Starting from the day President Tinubu was sworn in, it has been one attack or the other on the poor working people. It is more as if the administration came to inflict pain and suffering on the people, and unless the people get organised, rise and resist the attack; the suffering will only continue. Following the initial hike in fuel prices, the labour leaders threatened a fight back, only to, unfortunately, chicken out. This pattern of shying away from the labour leaders from providing leadership for the anger of the working masses against the government and capitalism is a betrayal that can only mean more hardship and the, worst, turn to a coordinated resistance against the Tinubu regime.

The union’s resolve to struggle for salary increments for workers needs to be tenable. As we speak, the unions are yet to announce a figure or put any machinery in motion to announce a living wage that will march the inflation rate. Yet the fact must be stated that even a N100,000 monthly minimum wage will not be enough to cushion the current rate of inflation that is also impacted by a food crisis as a consequence of the state of insecurity in the north and the Russia Vs Ukraine war and that capitalism will always find a means to take back more than whatever it gives to the working masses, leaving them ever worst off. 
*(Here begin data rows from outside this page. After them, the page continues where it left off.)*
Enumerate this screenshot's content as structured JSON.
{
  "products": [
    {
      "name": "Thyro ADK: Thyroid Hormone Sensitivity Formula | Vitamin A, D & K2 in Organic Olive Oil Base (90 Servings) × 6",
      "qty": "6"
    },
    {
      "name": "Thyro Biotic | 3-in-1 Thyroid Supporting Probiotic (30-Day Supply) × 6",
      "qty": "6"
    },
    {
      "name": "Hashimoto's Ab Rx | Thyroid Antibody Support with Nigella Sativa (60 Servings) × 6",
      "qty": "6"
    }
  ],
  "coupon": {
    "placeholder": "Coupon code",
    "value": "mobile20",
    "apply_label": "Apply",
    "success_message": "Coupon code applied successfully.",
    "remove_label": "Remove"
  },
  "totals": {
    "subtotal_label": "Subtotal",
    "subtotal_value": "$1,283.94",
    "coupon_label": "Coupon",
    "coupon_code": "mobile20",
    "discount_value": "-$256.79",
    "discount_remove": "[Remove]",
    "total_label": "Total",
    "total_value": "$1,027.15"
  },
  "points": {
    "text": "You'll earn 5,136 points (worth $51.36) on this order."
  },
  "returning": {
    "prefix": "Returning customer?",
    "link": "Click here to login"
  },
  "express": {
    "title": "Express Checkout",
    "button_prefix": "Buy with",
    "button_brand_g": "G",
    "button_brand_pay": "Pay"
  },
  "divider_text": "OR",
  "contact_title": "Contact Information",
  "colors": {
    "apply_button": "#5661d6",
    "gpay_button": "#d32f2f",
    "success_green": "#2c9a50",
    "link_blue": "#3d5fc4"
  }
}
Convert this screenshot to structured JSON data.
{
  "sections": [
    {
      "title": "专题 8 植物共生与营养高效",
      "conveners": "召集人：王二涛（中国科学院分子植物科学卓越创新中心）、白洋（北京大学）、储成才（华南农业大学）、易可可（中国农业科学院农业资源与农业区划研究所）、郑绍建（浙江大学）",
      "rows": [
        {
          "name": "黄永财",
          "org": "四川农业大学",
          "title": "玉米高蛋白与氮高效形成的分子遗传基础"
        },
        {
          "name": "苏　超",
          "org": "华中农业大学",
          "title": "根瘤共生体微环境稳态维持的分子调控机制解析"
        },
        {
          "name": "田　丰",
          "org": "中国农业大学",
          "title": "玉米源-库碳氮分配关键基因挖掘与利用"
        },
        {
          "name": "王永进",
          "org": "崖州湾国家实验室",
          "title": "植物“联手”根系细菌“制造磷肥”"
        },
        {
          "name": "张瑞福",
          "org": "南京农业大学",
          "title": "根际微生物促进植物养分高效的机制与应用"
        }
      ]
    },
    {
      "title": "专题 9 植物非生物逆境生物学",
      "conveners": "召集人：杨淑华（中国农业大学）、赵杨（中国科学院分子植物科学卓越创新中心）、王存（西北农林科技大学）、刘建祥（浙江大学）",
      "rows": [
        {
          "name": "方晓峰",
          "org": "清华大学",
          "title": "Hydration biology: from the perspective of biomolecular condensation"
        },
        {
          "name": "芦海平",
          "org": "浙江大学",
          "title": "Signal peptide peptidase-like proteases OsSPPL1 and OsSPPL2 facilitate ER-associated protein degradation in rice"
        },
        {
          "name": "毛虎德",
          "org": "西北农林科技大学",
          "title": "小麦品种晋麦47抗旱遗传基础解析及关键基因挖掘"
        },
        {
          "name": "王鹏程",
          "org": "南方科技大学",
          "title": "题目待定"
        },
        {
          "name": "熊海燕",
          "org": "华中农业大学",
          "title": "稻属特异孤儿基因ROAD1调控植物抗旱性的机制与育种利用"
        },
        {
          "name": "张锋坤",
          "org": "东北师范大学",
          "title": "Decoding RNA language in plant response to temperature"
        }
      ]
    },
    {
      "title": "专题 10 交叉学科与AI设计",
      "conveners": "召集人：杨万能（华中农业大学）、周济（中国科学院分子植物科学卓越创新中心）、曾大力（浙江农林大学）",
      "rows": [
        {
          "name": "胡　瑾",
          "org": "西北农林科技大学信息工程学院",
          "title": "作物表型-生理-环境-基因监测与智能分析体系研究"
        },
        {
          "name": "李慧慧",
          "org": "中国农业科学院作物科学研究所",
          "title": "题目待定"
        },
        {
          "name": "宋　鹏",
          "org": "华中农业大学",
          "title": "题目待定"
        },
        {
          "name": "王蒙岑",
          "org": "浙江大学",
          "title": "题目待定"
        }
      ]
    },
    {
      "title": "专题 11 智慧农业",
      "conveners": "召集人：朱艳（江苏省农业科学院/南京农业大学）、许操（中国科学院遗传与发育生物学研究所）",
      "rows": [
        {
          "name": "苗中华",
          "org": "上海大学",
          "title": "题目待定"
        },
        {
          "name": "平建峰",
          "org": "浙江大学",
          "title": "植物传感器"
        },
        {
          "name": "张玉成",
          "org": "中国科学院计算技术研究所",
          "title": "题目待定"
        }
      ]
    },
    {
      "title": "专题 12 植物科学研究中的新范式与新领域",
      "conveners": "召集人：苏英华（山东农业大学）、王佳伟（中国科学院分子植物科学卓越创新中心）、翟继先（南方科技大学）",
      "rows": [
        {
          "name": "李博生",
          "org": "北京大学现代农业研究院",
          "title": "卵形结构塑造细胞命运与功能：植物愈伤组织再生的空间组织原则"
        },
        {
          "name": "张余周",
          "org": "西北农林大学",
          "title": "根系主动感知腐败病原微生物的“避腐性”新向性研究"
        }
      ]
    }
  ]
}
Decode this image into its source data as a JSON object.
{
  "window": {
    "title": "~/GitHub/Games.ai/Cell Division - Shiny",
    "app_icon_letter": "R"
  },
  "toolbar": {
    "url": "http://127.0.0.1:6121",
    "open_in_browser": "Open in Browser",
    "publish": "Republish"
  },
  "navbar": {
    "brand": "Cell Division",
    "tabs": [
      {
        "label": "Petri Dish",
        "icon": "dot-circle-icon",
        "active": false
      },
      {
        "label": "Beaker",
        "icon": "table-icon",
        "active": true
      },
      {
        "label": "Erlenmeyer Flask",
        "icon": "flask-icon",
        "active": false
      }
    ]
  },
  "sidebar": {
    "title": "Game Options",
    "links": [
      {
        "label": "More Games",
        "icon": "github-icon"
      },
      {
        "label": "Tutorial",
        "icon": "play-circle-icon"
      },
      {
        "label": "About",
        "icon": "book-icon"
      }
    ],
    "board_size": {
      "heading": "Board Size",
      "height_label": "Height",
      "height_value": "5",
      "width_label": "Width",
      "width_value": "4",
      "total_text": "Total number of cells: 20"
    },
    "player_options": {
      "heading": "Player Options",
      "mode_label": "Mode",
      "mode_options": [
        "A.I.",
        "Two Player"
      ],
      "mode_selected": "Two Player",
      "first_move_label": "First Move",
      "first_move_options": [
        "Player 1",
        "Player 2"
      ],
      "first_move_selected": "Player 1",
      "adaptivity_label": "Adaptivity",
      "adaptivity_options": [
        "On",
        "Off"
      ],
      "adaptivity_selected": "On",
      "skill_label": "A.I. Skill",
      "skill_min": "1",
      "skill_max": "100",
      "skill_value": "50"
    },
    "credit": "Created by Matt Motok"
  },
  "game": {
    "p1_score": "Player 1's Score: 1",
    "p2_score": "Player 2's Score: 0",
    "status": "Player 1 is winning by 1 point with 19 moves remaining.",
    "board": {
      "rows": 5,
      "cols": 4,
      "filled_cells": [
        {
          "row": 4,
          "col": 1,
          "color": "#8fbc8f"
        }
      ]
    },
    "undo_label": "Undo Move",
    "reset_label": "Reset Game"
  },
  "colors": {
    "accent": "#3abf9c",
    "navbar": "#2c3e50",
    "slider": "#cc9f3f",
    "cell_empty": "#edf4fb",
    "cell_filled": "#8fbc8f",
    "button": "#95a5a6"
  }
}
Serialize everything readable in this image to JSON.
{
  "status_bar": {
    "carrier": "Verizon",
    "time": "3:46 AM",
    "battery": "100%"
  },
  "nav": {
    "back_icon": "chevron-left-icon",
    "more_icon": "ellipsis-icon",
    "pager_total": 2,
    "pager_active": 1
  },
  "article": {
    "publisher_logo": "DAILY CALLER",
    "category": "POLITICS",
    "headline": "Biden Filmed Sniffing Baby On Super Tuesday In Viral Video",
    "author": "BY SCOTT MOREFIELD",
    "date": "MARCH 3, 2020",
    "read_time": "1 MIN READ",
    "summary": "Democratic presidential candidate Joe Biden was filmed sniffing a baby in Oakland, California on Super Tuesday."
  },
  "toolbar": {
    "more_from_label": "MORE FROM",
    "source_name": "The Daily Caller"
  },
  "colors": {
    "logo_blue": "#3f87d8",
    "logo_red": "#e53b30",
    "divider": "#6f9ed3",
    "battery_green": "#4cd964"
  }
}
Despite the above, the Tinubu regime, with its conscious ploy to build support for itself among all the ranks and sections of the ruling elites, did not waste time to pronounce a 114% pay raise for public office holders immediately they were sworn in in June 2023 through the Revenue Mobilisation Allocation and Fiscal Commission RMAFC. This can only mean that workers will not get any new and well deserve new minimum wage if they do not mobilise workers even to the point of strike action against the Tinubu regime. It follows, therefore, that the honeymoon or cooling-off period given to the Tinubu regime must come to an end. The 

the NLC and the TUC must arise from their slumber and provide a nationwide mobilisation to end these attacks on the living conditions of the working masses, up to the point of calling on the Tinubu regime to vacate the seat of power if it remains unwilling to reverse itself and refrain from imposing additional pains and suffering on the working masses.

While we insist on the above line of action on account that even the most effective strike action inevitably raises the question of power, affirming to the working masses that it is their sweat and labour that enables society to function and work; withdraw it, society is grounded. And yet this key lesson needs to be drawn by the labour leaders, even when they choose to carry a strike action. To inevitably shy away from posing the question of political power for the working class on its own independent banner and class interest.

This is why the MSA insists on the building of a mass political party of the Working People on a programme of taking over political power, bringing an end to the capitalist domination of the economy and employing the wealth and resources of the country to meet the needs and aspiration of the working masses. The current Peter Obi-led Labour Party is incapable of playing such a role, given its public endorsement of neoliberal capitalism and its programme of deregulation and privatisation, the same programme now being implemented by the Tinubu regime. The task of reclaiming the LP or building a new working People Party must be taken up by the trade unions and left formations in the country. 

Indeed the MSA must act alongside other groups like Joint Action Front, JAF, CORE, ASCAB, and other left-leaning groups to discuss and put the necessary pressure on the labour leaders to act in this direction, even up to taking up these steps on behalf of the working masses to unite all pro-working masses group for a full onslaught not just with the Tinubu regime and the ruling class but as well as with capitalism.

Only a programme of struggle and revolution by the working masses can consciously act to reverse all of the anti-people programmes of deregulation and privatisation with which capitalism imposes an unending suffering of the working masses.